I just don't know what to do. Do I homeschool both? Or just DS? Or should I leave this to the professionals. Such a worry.

Leslea · 10/09/2020 16:54

Hi all, sorry I haven't replied already. I'm new to this and couldn't find my thread until someone else posted on here. Thanks for the info so far. Its been a great help. The school are very very supportive so no problem there. They said about an Early Help Record to see if that could help so I maybe see what comes out of that. It's so hard tom know what to do for the bested with friends and family trying to tell me what to do, I should be sending him to school, he should be going out, etc etc etc. I wish they would put themselves in my position for one day and see what it is like having to force your child to do something and seeing them so upset.

OP posts:
Kerryleeh · 18/09/2020 07:28

Hello sorry to jump in on this thread...not sure how to start my own?! Im looking for home education groups or families who home ed. I am based in the wakefield West Yorkshire area.

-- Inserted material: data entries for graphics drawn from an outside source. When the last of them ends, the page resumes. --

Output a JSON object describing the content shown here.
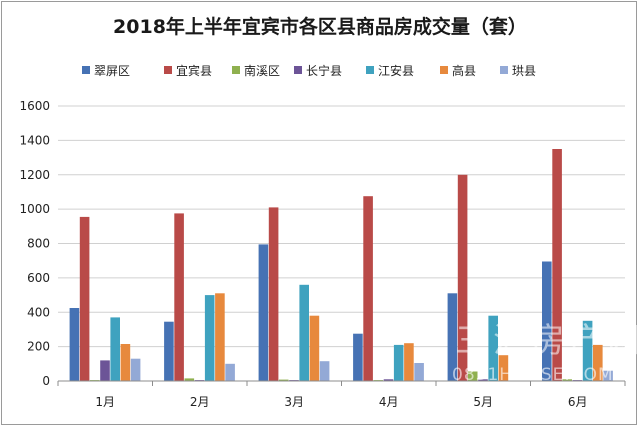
{
  "chart_data": {
    "type": "bar",
    "title": "2018年上半年宜宾市各区县商品房成交量（套）",
    "categories": [
      "1月",
      "2月",
      "3月",
      "4月",
      "5月",
      "6月"
    ],
    "ylim": [
      0,
      1600
    ],
    "yticks": [
      0,
      200,
      400,
      600,
      800,
      1000,
      1200,
      1400,
      1600
    ],
    "grid": true,
    "legend_position": "top",
    "series": [
      {
        "name": "翠屏区",
        "color": "#4672b4",
        "values": [
          425,
          345,
          795,
          275,
          510,
          695
        ]
      },
      {
        "name": "宜宾县",
        "color": "#b94a48",
        "values": [
          955,
          975,
          1010,
          1075,
          1200,
          1350
        ]
      },
      {
        "name": "南溪区",
        "color": "#8fb04f",
        "values": [
          5,
          15,
          8,
          5,
          55,
          10
        ]
      },
      {
        "name": "长宁县",
        "color": "#6c5497",
        "values": [
          120,
          5,
          5,
          10,
          10,
          5
        ]
      },
      {
        "name": "江安县",
        "color": "#3fa2bf",
        "values": [
          370,
          500,
          560,
          210,
          380,
          350
        ]
      },
      {
        "name": "高县",
        "color": "#e7893d",
        "values": [
          215,
          510,
          380,
          220,
          150,
          210
        ]
      },
      {
        "name": "珙县",
        "color": "#93a9d6",
        "values": [
          130,
          100,
          115,
          105,
          0,
          60
        ]
      }
    ]
  },
  "watermark": {
    "main": "三汇房产网",
    "sub": "0831HOUSE.COM"
  }
}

My son is 4 and I made the choice to keep him with me instead of full time reception. Not necessarily down to covid or the weird changes this year but because he seems a high learner and awaiting an assesment before
/ if I put him back into mainstream school. And tbh I've worked in schools for years and eventually realised the system is failing most of our children on so many levels and do not want that for anyones child. So here I am.
Looking for help, groups, resources, advice please?